Obra de Borba Bonafuente |
Aunque parezca increíble, la gente ya no se
muere, ahora se va. Es muy inusual escuchar que tal persona ha muerto, pero sí
lo es escuchar que tal persona se ha ido, aunque nadie de los que utilizan la expresión agregue a qué sitio
exactamente. Otro eufemismo un tanto banal es que la persona ya está descansando, como si se hubiera
ido a echar la siesta. Descansar quita pesantez y alivia la experiencia de morir, pero su significado es cesar en el trabajo, reposar, dormir un rato. El eufemismo que ya ha alcanzado el
estatuto de manido y por tanto vive instalado en el guión cultural colectivo es señalar que alguien nos ha abandonado en vez de afirmar que ha
muerto. «Nos abandonó en la madrugada de ayer», «nos abandonó de repente, nadie se lo esperaba». Este eufemismo riza el rizo,
porque cuando alguien abandona un lugar lo hace por voluntad propia, y
normalmente la muerte irrumpe contra la voluntad del finado. Abandonar es dejar
solo a alguien o interrumpir su cuidado, y cuando decimos que alguien nos ha
abandonado, o nos ha dejado, parece que estamos reprochando que ese alguien desdeñe nuestra presencia, o que incumpla sus promesas, o que haya decidido deliberadamente inasistir a una cita. Cuando una persona abandona algo está ejerciciendo su plena autonomización. Morir es justo perderla.

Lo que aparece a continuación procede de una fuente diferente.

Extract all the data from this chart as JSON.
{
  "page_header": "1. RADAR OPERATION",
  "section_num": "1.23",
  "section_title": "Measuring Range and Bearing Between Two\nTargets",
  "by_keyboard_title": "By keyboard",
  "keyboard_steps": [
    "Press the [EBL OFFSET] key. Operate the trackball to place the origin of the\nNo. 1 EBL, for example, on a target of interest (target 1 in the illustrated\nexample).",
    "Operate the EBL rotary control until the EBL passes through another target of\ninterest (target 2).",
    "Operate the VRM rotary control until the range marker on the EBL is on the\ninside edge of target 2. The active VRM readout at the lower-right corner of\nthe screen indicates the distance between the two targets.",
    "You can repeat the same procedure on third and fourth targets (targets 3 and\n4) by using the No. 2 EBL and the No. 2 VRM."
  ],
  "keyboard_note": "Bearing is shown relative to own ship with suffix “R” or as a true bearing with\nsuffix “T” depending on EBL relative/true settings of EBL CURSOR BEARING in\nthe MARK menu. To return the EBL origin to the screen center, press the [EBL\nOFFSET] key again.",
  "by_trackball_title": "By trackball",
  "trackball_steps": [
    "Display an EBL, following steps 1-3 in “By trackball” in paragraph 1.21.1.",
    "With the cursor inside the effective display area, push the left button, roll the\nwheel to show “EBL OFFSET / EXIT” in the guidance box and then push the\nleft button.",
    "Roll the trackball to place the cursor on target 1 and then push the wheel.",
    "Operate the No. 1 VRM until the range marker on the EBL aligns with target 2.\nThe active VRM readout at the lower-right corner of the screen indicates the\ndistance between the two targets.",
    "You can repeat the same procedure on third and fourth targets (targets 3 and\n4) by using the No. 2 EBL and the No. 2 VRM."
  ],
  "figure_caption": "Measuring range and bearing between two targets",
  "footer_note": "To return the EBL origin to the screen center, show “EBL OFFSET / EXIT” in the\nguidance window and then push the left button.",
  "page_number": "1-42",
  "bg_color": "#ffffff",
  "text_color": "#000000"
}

La derrota del pensamiento (como escribió Alain Finkielkraut),
la infantilización del mundo, la sociedad del espectáculo (gran definición de Guy
Debord en la que ser es tener y tener es parecer), la ligereza de los tiempos
(como describe en su último ensayo Guilles Lipovetsky), la inconsistencia de los vínculos y de los
deseos (el mundo líquido tan genialmente acotado por Zygmunt Bauman), quizá tengan algo
que decir al respecto de este cortejo de palabras trucadas para no pronunciar
la palabra muerte. La muerte requiere pensamiento para ser entendida en su vacía totalidad, finiquita el espectáculo, despide la
ligereza, enseña los verdaderos vínculos a los que no se mueren, patentiza sin miramientos qué es ser
y qué es tener. La muerte es un evento biológico, pero la finitud es la
conciencia de que ese evento tarde o temprano prorrumpirá en nuestras vidas. La
posibilidad de esa conciencia es la que nos humaniza y nos permite jerarquizar
el sentido de aquello que realizamos en este tracto que llamamos vida. Que nos
resulte poco decoroso llamar a la muerte por su nombre es preocupante,
porque el conocimiento de que vamos a morir es la quintaesencia de la vida humana. Morir
es clausurar el proyecto que somos mientras estamos vivos. La definición más precisa
de la muerte que yo he leído jamás la descubrí hace muchos años en una obra de
Heidegger. La muerte es la posibilidad que imposibilita todas las demás
posibilidades. Nada que ver con irse, abandonar, o descansar.